DUA

42 17 1
                                    

Ervan memasuki rumahnya dan langsung melempar tasnya ke sopa yang ada di ruang tamu kemudian mendudukkan dirinya sambil mendongak menatap langit - langit rumahnya.

Sepi. Seperti itulah suasana yang menggambarkan rumahnya setiap hari, walaupun rumahnya terbilang sangat luas dan nyaman. Hanya Ervan dan beberapa pelayan yang tinggal di sini.

Ervan memang tidak tinggal bersama keluarganya, bukan ia tidak mau tapi keluarganya lah yang tidak menginginkannya. Memang sejak ayahnya meninggal 3 tahun yang lalu semua keluarganya membencinya akibat kesalah pahaman, semua menyalahkannya atas kematian ayahnya, mereka pikir Ervan lah penyebab ayahnya meninggal.

Bahkan ibunya sendiri membencinya enggang untuk bertemu dengannya, jangangkan bertemu melihat Ervan saja sudah membuat ibunya muak.

Ervan tidak masalah jika keluarganya menjauhinya, untuk apa ia hidup dengan orang - orang yang membencinya, walaupun begitu kakeknya tetap mengirim uang untuknya tiap bulan dan memberikannya tempat tinggal.

Ervan menghelah napas, memikirkan itu tiba - tiba membuat kepalanya pusing. Kemudian ia bangkit dari sopa dan berjalan menuju kamarnya.

Tiba di kamarnya Ervan segera membersihkan dirinya karena tubuhnya sangat lengket akibat membantu Dean mencari kalung di taman belakang sekolah tadi dan berakhir dengan ia mengantar gadis itu pulang.

Memikirkan gadis itu membuat Ervan tersenyum entah mengapa segala tingkah gadis bertubuh mungil itu mampu membuatnya tersenyum padahal sudah lama senyum itu hilang dari dirinya ia saja tidak mengingat kapan terakhir kalinya ia tersenyum.

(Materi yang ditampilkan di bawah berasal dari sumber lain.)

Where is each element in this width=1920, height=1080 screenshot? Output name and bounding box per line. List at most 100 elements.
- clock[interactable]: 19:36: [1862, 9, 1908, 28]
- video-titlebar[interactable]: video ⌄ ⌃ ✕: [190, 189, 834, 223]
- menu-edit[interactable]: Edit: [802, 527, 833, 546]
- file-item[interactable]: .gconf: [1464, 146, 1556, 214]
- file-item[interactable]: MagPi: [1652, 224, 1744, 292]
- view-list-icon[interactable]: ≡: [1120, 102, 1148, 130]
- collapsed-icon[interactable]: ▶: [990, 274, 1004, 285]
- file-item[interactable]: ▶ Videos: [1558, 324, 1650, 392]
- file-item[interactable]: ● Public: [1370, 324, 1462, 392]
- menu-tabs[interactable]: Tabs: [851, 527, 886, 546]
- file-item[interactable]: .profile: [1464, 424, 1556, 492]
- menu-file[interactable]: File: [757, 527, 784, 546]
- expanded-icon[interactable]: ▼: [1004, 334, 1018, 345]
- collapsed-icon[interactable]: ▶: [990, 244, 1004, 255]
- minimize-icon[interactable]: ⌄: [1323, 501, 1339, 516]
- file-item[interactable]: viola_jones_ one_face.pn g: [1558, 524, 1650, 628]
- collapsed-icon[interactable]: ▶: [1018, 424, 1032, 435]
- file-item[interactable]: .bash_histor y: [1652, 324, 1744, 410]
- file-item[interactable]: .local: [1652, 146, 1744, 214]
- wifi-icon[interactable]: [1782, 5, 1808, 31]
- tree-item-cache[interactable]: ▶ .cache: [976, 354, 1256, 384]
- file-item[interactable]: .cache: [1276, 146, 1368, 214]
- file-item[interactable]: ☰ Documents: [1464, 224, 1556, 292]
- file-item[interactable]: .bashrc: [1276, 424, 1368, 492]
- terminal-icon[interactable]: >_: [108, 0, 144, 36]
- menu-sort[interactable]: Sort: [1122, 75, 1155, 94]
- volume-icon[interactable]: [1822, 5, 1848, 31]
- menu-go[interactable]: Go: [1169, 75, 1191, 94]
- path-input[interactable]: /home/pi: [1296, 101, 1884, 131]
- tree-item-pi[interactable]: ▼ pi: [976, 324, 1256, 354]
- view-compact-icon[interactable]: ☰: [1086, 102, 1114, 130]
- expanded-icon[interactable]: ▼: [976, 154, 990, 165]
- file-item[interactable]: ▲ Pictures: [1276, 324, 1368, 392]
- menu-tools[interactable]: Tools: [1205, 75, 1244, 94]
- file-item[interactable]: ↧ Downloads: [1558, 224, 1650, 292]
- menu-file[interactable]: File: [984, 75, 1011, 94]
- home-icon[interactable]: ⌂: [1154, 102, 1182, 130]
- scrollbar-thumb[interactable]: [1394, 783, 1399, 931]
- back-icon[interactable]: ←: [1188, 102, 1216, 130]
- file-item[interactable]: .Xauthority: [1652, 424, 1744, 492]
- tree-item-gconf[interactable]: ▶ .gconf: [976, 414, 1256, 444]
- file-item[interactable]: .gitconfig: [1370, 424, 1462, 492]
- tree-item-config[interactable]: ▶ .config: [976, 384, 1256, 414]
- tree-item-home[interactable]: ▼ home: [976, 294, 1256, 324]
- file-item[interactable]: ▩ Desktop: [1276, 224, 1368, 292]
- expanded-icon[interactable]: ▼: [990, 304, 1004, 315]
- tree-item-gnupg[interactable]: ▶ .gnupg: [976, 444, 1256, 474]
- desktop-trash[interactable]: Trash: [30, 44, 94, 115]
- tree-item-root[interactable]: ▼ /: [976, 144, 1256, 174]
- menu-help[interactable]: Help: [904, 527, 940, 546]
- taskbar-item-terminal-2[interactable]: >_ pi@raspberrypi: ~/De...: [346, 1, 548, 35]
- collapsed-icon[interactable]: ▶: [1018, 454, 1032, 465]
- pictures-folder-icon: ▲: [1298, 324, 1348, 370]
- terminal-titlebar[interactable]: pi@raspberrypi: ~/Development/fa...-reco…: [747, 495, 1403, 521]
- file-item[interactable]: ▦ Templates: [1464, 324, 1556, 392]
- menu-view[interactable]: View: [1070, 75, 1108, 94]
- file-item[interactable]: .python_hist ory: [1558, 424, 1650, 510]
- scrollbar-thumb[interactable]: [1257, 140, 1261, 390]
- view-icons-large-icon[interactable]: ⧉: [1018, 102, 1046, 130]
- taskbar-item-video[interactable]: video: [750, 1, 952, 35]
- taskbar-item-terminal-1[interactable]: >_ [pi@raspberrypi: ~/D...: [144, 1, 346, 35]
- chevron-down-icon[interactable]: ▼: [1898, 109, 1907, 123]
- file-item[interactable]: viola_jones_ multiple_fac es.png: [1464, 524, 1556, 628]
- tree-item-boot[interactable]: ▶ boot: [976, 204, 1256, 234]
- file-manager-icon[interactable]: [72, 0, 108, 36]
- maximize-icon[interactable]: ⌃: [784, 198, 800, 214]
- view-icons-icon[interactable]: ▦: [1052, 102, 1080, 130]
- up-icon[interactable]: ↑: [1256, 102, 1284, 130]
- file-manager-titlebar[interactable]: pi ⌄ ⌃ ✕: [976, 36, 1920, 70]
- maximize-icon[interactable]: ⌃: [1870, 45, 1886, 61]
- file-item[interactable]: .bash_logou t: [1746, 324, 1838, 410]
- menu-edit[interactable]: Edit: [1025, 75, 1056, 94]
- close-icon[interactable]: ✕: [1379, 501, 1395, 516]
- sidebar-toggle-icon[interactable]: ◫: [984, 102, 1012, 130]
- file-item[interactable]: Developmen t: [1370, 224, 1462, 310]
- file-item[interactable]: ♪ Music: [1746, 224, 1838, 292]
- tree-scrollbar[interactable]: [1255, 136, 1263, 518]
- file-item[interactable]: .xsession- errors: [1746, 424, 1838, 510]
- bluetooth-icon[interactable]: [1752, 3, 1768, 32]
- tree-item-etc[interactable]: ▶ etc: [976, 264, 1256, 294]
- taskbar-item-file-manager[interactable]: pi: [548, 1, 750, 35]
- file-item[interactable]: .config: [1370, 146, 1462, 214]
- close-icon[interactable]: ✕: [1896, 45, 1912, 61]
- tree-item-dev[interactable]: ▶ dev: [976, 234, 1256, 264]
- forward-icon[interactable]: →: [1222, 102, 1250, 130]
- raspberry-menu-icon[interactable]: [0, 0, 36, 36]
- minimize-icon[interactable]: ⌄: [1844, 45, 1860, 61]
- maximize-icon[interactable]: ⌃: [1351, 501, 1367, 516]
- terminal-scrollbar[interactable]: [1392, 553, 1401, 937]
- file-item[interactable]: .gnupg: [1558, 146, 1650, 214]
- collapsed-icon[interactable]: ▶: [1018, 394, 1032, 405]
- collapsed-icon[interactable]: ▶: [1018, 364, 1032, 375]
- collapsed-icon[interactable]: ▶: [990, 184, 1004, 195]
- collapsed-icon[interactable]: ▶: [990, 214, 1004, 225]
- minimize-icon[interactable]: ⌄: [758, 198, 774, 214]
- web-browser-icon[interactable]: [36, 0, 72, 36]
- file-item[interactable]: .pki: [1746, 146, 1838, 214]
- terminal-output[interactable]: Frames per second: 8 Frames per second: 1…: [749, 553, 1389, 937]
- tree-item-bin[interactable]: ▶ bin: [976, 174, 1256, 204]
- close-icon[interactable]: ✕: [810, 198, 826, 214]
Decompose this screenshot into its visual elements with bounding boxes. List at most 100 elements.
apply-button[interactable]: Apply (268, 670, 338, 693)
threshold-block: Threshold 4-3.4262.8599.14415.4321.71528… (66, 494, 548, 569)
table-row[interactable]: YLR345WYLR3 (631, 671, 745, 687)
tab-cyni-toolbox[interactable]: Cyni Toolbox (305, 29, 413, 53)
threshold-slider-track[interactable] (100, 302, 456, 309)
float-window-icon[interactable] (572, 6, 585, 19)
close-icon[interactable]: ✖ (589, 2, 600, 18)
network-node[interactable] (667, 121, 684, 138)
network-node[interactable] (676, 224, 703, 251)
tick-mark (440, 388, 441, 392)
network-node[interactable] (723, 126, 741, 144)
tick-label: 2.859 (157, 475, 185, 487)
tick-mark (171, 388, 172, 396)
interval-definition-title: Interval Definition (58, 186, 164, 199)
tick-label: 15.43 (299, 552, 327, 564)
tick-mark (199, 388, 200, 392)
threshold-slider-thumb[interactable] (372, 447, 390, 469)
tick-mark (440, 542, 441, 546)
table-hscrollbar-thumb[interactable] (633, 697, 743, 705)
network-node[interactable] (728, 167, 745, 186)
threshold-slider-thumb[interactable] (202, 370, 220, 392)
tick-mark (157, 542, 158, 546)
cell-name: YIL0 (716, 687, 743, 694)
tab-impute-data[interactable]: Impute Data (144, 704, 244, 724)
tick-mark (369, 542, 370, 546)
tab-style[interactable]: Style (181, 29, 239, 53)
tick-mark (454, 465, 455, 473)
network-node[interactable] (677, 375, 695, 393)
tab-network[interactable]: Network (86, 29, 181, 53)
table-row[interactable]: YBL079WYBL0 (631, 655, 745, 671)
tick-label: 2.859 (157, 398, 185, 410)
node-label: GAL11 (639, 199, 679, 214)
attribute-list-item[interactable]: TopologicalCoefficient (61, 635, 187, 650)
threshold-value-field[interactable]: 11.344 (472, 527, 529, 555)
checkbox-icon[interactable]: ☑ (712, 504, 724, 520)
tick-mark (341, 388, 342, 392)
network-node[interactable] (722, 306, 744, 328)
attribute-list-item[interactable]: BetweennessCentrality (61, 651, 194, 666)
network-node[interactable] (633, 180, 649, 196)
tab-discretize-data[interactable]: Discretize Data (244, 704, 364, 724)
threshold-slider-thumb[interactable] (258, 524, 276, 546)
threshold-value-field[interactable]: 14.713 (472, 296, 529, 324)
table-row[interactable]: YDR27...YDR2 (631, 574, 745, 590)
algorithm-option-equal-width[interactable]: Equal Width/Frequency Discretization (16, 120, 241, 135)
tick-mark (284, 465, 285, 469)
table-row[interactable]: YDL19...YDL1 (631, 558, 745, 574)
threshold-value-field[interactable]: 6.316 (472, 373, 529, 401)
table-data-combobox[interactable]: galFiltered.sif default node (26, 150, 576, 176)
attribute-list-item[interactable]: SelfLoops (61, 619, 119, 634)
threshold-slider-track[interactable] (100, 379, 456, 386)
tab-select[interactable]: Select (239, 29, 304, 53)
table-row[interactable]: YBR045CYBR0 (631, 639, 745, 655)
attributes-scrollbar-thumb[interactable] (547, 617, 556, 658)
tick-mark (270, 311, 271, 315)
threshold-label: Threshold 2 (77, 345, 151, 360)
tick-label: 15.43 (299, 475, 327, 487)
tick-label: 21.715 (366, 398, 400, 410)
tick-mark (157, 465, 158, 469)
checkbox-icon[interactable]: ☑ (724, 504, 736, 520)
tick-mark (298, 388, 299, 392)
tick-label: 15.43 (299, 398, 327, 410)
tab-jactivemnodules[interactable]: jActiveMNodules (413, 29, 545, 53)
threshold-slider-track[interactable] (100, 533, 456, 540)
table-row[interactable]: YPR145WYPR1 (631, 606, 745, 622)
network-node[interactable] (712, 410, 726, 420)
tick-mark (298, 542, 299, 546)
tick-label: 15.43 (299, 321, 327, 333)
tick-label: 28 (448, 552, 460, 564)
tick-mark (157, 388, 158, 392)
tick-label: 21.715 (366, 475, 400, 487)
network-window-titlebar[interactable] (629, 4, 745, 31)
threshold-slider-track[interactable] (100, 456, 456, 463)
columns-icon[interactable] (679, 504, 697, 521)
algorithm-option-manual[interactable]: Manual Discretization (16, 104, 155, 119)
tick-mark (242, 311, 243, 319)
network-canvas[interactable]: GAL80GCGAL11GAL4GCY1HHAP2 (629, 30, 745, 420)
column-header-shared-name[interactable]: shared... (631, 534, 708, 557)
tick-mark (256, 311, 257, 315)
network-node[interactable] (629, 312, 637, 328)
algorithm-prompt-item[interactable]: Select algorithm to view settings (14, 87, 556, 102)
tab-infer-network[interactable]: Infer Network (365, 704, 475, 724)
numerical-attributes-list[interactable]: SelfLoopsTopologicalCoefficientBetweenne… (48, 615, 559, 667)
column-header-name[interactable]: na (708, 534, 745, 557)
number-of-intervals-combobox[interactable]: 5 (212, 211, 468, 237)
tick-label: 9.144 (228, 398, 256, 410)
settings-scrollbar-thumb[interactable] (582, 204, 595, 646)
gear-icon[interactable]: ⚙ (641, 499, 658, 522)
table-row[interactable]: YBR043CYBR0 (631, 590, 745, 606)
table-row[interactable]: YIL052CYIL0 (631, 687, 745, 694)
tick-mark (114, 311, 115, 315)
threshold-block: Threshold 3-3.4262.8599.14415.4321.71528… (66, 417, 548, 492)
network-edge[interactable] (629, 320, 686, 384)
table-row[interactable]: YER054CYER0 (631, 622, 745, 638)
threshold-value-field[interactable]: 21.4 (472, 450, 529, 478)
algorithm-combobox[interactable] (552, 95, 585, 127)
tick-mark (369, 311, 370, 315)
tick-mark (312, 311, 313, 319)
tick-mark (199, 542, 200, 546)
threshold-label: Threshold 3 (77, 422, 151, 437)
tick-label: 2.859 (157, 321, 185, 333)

Tidak ingin berlama - lama memikirkan gadis itu, ia segera masuk ke kamar mandi. Bisa - bisa ia gila di buatnya.

****

Dean berjalan dikoridor dengan senyum yang selalu menghiasi wajahnya sambil menyapa beberapa orang yang ia kenal dan tidak lama kemudian ia sampai di depan pintu kelasnya yang diatasnya bertuliskan XI IPA 2 kemudian ia masuk kedalam kelas, belum sempat ia duduk para sahabatnya sudah memberinya berbagai pertanyaan perihal kemarin dirinya bolos setelah istirahat.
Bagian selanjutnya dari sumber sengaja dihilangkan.